Left alone to guard the family's wilderness home in eighteenth-century Maine, a boy is hard-pressed to survive until local Indians teach him their skills.
*Tunnels by Roderick Gordon (6.5-7.2)
14-year-old Will Burrows has little in common with his strange, dysfunctional family. In fact, the only bond he shares with his eccentric father is a passion for archaeological excavation. So when Dad mysteriously vanishes, Will is compelled to dig up the truth behind his disappearance. He unearths the unbelievable: a secret subterranean society. "The Colony" has existed unchanged for a century, but it's no benign time capsule of a bygone era--because the Colony is ruled by a cultlike overclass, the Styx. Before long--before he can find his father--Will is their prisoner...
*The Unfortunate Son by Constance Leeds (4.6)
Kidnapping, family secrets, and adventure on the high seas—perfect for middle grade fans of historical fiction! What does it mean to be lucky? Luc doesn't really know. He was born with just one ear, his father constantly berates him, and his younger brother is already bigger and stronger than he is. But when he is chosen to become an apprentice to a local fisherman, his life takes a turn for the better. Luc is a natural at sea, and before long he and a teenaged girl who lives with the fisherman form a strong bond. That bond is tested when Luc is taken captive by a band of merciless pirates, and sold into slavery. Moving from 1485 to 1500, from France to Africa, from humble beginnings to a noble future, this historical fiction adventure will leave readers pondering the true meaning of good fortune.
*Will In Scarlet by Matthew Cody (5.5)
Will Shackley is the son of a lord, and though just thirteen, he’s led a charmed, protected life and is the heir to Shackley House, while his father is away on the Third Crusade with King Richard the Lionheart. But with King Richard’s absence, the winds of treason are blowing across England, and soon Shackley House becomes caught up in a dangerous power struggle that drives Will out of the only home he’s ever known. Alone, he flees into the dangerous Sherwood Forest, where he joins an elusive gang of bandits readers will immediately recognize.
*Will Wilder by Raymond Arroyo (5.3)
Will Wilder didn’t mean to unlock his otherworldly gift. But that is exactly what happens when Will “borrows” a sacred relic believed to protect the town of Perilous Falls for nearly a century. Even though his intentions are good, the impulsive twelve-year-old unwittingly awakens an ancient evil endangering all of Perilous Falls.

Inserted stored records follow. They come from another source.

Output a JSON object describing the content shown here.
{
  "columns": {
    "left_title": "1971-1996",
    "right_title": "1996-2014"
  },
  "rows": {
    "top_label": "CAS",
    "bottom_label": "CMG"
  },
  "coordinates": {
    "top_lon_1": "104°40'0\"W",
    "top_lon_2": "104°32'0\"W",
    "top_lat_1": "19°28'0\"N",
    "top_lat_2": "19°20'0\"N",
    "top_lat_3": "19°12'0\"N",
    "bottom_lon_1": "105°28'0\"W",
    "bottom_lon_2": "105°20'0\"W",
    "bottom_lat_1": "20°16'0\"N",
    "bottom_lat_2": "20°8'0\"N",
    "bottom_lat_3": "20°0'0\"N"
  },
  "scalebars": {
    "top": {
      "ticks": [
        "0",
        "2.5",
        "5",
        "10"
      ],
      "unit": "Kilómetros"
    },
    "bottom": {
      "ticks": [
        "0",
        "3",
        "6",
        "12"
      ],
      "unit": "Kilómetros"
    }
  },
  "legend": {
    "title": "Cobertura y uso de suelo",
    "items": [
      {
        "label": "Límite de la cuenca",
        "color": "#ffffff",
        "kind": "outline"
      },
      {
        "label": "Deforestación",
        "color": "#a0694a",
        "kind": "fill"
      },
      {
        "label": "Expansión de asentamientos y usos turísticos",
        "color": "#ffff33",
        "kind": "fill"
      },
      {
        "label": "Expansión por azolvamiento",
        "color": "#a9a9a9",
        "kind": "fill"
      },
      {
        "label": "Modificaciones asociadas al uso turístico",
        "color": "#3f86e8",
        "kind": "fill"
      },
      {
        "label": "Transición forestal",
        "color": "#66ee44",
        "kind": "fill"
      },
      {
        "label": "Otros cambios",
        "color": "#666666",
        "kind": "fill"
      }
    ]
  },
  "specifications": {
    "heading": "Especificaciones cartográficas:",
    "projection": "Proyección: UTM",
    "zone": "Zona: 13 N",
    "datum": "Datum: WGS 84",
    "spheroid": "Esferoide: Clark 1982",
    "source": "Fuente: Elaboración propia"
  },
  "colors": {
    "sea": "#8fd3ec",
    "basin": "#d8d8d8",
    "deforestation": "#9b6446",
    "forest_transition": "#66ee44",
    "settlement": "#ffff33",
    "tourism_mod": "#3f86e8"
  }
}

As boats sink and hideous creatures crawl from the rising waters, it is up to Will to confront a hellish enemy and set things right before it is too late. Along with his sweet—if lethal—great-aunt Lucille, the curator of a museum of supernatural artifacts, Will proves that the actions of one twelve-year-old boy can change the world.
*Young Samurai by Chris Bradshaw (5.8-6.7)
*The Zodiac Legacy by Stan Lee (4.8)
When twelve magical superpowers are unleashed on the world, a Chinese-America teenager named Steven will be thrown into the middle of an epic global chase. He'll have to master strange powers, outrun super-powered mercenaries, and unlock the mysterious powers of the Zodiac.